Plaintiff has appealed dismissals in several of these duplicative actions to the applicable Circuit Court of Appeal—including dismissals without prejudice and with leave to amend. See Shapiro v. Campanelli, No. 25-14526-E (11th Cir. 2025); No. 25- 6209 (10th Cir. 2025); No. 26-1028 (1st Cir. 2026); No. 26-1011 (7th Cir. 2026).
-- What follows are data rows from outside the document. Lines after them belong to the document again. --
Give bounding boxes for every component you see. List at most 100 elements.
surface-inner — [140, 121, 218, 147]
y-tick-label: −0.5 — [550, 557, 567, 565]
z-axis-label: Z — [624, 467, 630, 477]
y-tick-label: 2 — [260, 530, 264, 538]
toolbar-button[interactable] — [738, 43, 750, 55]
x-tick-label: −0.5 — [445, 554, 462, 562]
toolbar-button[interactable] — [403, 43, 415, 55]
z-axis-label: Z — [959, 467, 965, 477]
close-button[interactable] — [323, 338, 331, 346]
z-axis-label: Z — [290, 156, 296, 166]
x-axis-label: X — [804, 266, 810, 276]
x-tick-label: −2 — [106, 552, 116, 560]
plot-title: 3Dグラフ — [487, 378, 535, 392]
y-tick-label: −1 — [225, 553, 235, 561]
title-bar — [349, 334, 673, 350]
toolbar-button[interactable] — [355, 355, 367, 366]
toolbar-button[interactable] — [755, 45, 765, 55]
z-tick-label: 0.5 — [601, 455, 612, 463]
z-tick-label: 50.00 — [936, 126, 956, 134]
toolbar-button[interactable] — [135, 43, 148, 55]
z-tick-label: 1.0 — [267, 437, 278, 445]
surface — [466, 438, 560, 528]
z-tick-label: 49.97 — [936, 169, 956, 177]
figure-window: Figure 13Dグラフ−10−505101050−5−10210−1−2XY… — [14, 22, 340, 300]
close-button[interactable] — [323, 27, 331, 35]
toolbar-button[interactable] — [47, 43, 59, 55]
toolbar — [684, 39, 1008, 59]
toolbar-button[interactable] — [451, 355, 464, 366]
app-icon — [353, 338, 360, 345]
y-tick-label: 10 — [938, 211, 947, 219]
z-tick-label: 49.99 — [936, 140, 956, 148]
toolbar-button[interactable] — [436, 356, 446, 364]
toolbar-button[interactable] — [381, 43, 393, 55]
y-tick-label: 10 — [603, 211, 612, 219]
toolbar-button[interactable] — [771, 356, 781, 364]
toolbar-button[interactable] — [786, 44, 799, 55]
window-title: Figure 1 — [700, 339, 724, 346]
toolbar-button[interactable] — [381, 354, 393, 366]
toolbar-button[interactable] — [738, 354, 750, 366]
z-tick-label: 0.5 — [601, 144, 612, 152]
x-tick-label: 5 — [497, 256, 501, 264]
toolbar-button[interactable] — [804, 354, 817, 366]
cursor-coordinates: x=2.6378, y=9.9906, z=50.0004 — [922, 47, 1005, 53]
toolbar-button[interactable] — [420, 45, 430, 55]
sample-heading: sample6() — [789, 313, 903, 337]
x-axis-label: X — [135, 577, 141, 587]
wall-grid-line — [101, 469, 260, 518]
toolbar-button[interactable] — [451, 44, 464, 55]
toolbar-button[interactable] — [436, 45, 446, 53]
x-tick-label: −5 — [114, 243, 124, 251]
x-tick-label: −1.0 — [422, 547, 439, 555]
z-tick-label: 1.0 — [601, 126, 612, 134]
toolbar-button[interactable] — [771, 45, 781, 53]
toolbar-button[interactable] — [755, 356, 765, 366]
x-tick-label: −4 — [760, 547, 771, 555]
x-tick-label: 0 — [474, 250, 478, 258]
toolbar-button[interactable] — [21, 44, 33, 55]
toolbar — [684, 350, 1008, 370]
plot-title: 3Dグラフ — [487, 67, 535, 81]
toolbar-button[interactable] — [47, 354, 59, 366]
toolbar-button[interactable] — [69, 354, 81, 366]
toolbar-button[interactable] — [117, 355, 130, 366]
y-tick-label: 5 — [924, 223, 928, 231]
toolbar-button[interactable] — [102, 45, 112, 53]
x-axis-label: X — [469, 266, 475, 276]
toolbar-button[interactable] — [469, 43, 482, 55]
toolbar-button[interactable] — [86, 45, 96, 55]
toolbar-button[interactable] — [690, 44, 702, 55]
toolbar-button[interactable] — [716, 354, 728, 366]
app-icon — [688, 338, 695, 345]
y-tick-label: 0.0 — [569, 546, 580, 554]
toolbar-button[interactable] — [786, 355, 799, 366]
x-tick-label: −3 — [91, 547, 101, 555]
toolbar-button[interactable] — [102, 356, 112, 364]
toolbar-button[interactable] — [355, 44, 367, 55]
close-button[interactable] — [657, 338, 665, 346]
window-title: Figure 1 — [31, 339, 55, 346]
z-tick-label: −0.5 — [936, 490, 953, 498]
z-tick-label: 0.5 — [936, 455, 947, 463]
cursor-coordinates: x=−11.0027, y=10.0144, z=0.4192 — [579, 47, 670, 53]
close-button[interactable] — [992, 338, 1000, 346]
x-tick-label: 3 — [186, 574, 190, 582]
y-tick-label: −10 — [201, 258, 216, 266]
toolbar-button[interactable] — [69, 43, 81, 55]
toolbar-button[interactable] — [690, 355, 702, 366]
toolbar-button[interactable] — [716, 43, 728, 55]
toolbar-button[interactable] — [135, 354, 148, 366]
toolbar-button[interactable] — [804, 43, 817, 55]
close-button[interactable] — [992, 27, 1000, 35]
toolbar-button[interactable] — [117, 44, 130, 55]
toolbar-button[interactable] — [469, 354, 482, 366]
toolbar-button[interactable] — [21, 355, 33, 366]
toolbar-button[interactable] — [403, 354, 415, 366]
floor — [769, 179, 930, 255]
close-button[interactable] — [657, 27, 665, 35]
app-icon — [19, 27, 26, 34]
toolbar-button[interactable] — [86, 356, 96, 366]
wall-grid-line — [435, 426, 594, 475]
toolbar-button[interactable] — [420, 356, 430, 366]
1 “See Shapiro v. Campanelli, No. 1:24- cv-02535, at 3 & n.1 (S.D. Ind. Dec. 16, 2025) (citing Case No. 8:25-cv-4090 (D. Md. Dec. 11, 2025); Case No. 5:25-cv-143 (W.D. Va. Dec. 11, 2025); Case No. 1:25-cv- 530 (D.N.H. Dec. 12, 2025); Case No. 3:25-cv-354 (N.D. Miss. Dec. 12, 2025); Case No. 3:25-cv-1025 (W.D. Wis. Dec. 12, 2025); Case No. 1:25-cv-701 (D. Idaho Dec. 15, 2025); Case No. 2:25-cv-1220 (E.D. Tex. Dec. 15, 2025); Case No. 1:25-cv-373 (E.D. Tenn. Dec. 15, 2025); Case No. 2:25-cv-13861 (D.S.C. Dec. 15, 2025); Case No. 5:25-cv-1517 (W.D. Okla. Dec. 15, 2025); Case No. 3:25-cv-3395 (C.D. Ill. Dec. 15, 2025); Case No. 1:25-cv-671 (D.R.I. Dec. 15, 2025); Case No. 3:25-cv-735 (D. Nev. Dec. 15, 2025); Case No. 1:25-cv-737 (S.D.W.V. Dec. 15, 2025); Case No. 2:25-cv-159 (N.D. Ga. Dec. 16, 2025)); see also 3:25-cv-30209 (D. Mass. Dec. 12, 2025); 1:25-cv-00294 (D. Wy. Dec. 15, 2025); 4:25-cv-679 (N.D. Okla. Dec. 15, 2025); 4:25-cv-01416 (N.D. Tex. Dec. 15, 2025); 3:25-cv-00199 (M.D. Ga. Dec. 15, 2025); 8:25-cv-00722 (D. Neb. Dec. 16, 2025); 1:25-cv-1252 (D.N.M. Dec. 16, 2025); 2:25-cv-02139 (N.D. Ala. Dec. 16, 2025); 2:25-cv-00159 (S.D. Ga. Dec.